Chronique

YR3

Big Rock

Yvan Robilliard (p, mini Moog, Fender Rhodes), Laurent David (elb), Éric Échampard (dms).

Label / Distribution : Klarthe Records

Yvan Robilliard est loin d’en être à son premier coup d’essai. On connaît bien en effet le pianiste, ne serait-ce qu’en tant que membre de l’impétueux Jus de Bocse de Médéric Collignon. Cette seule appartenance pouvant définir à elle seule un musicien pas tout à fait comme les autres. On l’a connu aussi – c’était en d’autres temps – compagnon de route d’Ibrahim Maalouf, ce qu’on lui pardonnera volontiers. Sans oublier plusieurs disques sous son nom, tel Intuitions dont Citizen Jazz avait fait un Élu en son temps, il y a près de dix ans. Pas plus qu’on ne passera sous silence le séduisant A Long Lone Way, un duo avec le trompettiste Nicolas Genest paru en 2015.

Mais avec Big Rock, il signe son premier décollage et par la même occasion ce qu’on pourra qualifier de concept album. En d’autres termes, un disque conçu comme un tout, avec une histoire, un début, une fin. Les plus anciens connaissent cette notion qui les renverra aux grandes heures de la pop music et du rock des années 60 et 70. Car Yvan Robilliard a décidé de s’envoler vers la Lune (c’est elle, le « gros caillou ») : et pour que le voyage soit plus riche d’aventures et d’émotions, il a sollicité deux amoureux des sentiers non battus, dont les expériences respectives ont démontré la faculté à s’affranchir des barrières stylistiques. Il a donc pu compter sur le gros son (mais à forte empreinte mélodique) de la basse électrique de Laurent David (M&T@L, Guillaume Perret, Shijin…) tout comme sur la batterie exploratrice d’Éric Échampard (MegaOctet, ONJ Olivier Benoit…) pour réussir un aller-retour à la fois sans encombre et passionnant de bout en bout. Nom de code : YR3.
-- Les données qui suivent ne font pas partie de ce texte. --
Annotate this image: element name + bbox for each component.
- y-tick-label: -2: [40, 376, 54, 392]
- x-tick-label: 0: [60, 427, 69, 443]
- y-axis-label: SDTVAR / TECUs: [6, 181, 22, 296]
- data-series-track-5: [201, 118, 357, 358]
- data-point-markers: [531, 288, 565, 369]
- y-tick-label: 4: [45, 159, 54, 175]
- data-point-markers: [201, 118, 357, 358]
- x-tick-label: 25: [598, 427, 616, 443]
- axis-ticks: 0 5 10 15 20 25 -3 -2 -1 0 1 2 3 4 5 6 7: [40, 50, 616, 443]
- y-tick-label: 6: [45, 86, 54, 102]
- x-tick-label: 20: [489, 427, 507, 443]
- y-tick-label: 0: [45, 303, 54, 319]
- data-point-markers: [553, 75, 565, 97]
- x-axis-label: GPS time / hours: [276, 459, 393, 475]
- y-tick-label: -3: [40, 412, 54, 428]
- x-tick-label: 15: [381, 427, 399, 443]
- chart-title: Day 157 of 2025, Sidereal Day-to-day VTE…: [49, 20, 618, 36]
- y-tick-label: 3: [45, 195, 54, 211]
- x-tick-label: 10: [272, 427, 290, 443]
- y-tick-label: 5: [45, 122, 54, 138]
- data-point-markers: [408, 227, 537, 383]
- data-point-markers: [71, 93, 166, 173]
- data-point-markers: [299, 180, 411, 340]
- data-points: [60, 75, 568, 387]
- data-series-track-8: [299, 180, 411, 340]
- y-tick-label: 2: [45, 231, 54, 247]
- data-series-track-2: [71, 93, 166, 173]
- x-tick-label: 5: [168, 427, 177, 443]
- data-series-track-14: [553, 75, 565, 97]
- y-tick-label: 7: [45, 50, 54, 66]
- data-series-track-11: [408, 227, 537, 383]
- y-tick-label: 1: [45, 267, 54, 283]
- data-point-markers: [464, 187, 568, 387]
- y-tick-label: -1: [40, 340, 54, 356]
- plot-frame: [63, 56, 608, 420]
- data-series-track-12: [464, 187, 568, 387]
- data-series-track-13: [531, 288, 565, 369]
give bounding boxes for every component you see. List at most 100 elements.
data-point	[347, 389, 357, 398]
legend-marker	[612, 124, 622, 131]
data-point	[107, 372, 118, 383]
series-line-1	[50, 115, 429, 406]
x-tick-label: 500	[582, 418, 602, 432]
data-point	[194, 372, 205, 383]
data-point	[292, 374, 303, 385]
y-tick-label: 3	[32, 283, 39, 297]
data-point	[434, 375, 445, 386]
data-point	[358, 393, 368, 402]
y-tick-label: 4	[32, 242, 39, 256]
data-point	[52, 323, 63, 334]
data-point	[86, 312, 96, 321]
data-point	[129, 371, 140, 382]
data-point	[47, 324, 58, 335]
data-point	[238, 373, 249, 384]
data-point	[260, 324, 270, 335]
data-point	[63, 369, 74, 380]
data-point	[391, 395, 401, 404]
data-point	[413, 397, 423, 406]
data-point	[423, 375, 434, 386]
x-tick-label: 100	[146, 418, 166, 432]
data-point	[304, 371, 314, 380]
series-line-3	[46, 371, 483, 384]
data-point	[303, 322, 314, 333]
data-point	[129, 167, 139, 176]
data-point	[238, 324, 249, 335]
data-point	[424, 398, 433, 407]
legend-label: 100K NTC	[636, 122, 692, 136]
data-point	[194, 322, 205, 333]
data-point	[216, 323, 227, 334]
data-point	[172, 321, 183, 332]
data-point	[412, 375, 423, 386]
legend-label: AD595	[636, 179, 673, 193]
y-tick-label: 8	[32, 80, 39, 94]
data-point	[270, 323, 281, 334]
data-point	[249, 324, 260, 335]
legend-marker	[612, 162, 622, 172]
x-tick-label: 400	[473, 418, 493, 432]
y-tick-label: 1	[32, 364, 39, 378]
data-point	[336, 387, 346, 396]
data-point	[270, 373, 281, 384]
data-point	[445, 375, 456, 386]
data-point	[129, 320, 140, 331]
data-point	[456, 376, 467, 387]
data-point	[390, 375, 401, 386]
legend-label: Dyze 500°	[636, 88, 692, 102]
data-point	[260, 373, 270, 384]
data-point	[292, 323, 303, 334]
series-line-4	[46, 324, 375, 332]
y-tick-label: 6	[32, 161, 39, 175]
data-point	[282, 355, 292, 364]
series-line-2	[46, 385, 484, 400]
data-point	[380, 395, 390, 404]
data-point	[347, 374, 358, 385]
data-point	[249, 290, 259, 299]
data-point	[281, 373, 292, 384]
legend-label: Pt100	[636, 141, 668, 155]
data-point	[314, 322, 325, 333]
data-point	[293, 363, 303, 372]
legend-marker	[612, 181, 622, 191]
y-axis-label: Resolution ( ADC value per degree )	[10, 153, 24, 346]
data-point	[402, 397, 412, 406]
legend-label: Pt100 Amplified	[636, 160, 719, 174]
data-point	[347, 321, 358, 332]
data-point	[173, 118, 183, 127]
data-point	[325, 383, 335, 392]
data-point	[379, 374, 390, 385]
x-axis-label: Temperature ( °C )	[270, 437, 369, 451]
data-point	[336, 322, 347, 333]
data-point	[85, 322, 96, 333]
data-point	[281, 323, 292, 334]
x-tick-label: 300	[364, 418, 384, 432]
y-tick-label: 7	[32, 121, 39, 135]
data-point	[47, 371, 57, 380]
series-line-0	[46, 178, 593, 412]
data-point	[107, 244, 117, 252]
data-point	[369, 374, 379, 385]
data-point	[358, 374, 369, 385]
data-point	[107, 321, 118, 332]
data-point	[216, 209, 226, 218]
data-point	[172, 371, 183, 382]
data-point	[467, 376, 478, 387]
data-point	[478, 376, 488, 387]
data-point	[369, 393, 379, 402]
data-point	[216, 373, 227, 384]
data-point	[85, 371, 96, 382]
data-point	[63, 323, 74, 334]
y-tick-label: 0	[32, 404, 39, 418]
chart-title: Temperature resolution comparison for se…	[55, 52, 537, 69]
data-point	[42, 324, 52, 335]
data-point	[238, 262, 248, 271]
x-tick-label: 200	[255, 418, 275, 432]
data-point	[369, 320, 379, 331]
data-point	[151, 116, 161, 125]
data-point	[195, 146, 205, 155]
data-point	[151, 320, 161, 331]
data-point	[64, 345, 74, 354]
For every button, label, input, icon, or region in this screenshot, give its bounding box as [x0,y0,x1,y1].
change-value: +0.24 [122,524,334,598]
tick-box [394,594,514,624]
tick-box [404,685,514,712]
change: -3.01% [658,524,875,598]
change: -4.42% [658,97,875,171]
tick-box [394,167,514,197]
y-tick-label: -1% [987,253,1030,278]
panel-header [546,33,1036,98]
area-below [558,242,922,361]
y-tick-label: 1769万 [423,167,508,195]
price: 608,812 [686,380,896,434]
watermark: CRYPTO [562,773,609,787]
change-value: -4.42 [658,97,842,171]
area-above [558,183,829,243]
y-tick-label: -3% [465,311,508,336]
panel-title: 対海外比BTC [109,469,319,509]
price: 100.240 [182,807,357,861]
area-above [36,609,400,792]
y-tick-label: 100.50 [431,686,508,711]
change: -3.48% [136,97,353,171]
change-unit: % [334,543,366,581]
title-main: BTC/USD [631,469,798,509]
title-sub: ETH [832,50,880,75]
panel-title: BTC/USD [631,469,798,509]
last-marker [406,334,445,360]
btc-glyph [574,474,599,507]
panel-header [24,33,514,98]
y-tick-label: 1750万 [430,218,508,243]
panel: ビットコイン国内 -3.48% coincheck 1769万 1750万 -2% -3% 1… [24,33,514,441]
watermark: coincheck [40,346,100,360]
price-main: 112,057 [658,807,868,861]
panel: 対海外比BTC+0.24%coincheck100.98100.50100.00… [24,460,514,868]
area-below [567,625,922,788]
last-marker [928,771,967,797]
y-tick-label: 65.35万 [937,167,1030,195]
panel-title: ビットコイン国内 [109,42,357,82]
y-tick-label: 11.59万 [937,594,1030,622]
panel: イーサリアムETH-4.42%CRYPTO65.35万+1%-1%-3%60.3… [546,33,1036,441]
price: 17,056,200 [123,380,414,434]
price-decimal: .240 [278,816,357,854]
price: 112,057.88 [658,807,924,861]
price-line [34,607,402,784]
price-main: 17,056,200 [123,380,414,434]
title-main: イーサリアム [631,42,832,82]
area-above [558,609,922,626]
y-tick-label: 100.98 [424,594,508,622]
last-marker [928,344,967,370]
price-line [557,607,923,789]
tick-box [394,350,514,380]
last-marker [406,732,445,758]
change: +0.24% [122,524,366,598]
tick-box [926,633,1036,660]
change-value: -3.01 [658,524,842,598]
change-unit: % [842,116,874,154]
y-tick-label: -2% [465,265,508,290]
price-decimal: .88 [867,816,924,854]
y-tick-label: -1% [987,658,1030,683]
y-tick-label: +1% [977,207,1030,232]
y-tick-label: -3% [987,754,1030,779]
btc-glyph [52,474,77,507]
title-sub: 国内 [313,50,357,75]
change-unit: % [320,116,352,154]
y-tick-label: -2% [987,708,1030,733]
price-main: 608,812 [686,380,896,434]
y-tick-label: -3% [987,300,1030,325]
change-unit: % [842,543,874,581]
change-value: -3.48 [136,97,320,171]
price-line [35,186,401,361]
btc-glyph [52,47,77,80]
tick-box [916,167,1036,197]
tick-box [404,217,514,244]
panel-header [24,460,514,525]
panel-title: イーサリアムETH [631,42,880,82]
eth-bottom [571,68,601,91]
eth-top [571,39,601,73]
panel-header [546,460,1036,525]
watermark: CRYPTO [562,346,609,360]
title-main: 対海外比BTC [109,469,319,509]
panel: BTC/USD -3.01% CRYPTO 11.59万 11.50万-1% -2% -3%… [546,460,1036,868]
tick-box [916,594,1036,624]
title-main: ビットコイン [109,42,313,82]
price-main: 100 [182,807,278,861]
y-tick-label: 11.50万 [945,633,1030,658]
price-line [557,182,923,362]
D’une certaine manière, Yvan Robilliard vient nous rappeler que le jazz est une musique plurielle et que celle-ci n’existe que par sa capacité à être mouvante. Il n’y a pas un jazz, il en est des multitudes. Autant de formes perméables les unes aux autres, et chez le pianiste un évident désir de syncrétisme, jusqu’aux abords d’un rock progressif d’aujourd’hui. Le voyage d’YR3 passe en effet par tous les états – incluant des archives sonores de la Nasa – allant de la concentration à la forte poussée du décollage en passant par l’apesanteur, la sidération face au spectacle de l’espace et la contemplation devant l’infini Le piano aux intonations classiques laissera ici volontiers la place à un mini Moog. Chacun des instruments est légitime dans ce périple, les hiérarchies s’effacent au profit d’une musique fusionnelle et fertile en rebondissements. Le trio a même embarqué John Coltrane dans son habitacle : à la faveur d’un « Namaï » - une déclinaison très contemporaine de « Naima » - on entend la voix du saxophoniste, dont la spiritualité avait elle aussi des allures de grand voyage.

Big Rock est de ces disques qui s’insinuent au fil des écoutes. Très difficile en effet de ne pas y revenir dès lors qu’on a goûté aux charmes célestes de son voyage.